OVER THE LAST SIX MONTHS, some of the most powerful leaders in the world have paid official visits to India. Most of them came primarily to sign contracts, especially those from Western countries facing economic crises. Barack Obama and Nicolas Sarkozy claimed that they sold respectively 15 billion dollars and 15 billion euros worth of civil and military equipment to India. The former immediately converted his figure into jobs, declaring that these contracts represented 50,000 American jobs.
India, with an annual seven percent growth rate over the past ten years, has become one of the world’s most dynamic economies, second only to China among emerging countries. It needs to build infrastructure in transportation, communication and energy—and the West is more than happy to not only sell the needed equipment, but also to transfer the technology when India asks for it.

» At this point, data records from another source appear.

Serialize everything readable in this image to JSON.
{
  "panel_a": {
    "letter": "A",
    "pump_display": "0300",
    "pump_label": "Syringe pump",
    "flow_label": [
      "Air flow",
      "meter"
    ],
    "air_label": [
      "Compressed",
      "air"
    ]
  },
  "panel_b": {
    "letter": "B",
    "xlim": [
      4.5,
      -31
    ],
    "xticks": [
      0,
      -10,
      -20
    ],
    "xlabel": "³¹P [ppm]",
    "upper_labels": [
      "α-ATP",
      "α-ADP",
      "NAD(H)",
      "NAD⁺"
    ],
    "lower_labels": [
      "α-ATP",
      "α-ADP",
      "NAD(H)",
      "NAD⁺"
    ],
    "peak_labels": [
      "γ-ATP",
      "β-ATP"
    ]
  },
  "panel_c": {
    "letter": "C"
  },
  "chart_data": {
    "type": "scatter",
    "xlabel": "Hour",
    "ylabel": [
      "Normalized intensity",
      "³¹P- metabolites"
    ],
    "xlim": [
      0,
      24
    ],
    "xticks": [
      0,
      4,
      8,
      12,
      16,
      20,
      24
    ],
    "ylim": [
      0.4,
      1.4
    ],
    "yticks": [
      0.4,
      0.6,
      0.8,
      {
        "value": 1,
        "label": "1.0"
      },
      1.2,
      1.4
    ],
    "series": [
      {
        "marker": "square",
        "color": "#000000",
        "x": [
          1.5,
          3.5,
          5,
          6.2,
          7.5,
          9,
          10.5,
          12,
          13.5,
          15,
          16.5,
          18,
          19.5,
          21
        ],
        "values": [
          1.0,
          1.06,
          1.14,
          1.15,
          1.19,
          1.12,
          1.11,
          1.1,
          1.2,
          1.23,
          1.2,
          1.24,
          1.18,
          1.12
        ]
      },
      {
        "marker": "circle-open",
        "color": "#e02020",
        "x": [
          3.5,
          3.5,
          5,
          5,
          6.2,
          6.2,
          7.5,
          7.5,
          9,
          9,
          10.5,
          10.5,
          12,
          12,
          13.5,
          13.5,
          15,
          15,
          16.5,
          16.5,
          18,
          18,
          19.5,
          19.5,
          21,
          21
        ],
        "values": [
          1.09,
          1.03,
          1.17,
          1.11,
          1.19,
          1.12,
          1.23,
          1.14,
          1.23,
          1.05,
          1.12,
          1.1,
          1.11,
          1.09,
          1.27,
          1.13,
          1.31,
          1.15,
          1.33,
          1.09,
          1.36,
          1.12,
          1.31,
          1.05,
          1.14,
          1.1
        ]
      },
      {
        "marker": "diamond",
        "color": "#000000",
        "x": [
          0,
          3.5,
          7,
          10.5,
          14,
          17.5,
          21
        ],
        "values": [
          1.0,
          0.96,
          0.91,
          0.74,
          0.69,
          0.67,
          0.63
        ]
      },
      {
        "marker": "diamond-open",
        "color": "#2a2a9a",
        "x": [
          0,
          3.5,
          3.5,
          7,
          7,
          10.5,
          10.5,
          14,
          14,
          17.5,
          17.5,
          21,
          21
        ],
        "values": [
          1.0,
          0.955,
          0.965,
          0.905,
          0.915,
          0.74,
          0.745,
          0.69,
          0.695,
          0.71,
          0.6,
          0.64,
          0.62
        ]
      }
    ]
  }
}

This contract-driven diplomacy results in new attitudes among Western visitors. First, it exacerbates competition between them. This is especially problematic for the Europeans who are supposed to be part of a ‘Union.’ The Indians will find it more and more difficult to look at the EU as a political entity if member leaders continue to come, one after another, to sell their industrial products—something they can use to bring prices down. Second, this competition for markets leads many Western visitors to indulge in a new form of Pakistan-bashing. David Cameron and Nicolas Sarkozy described India’s neighbour as a crucible of terrorism while on Indian soil, something unimaginable before.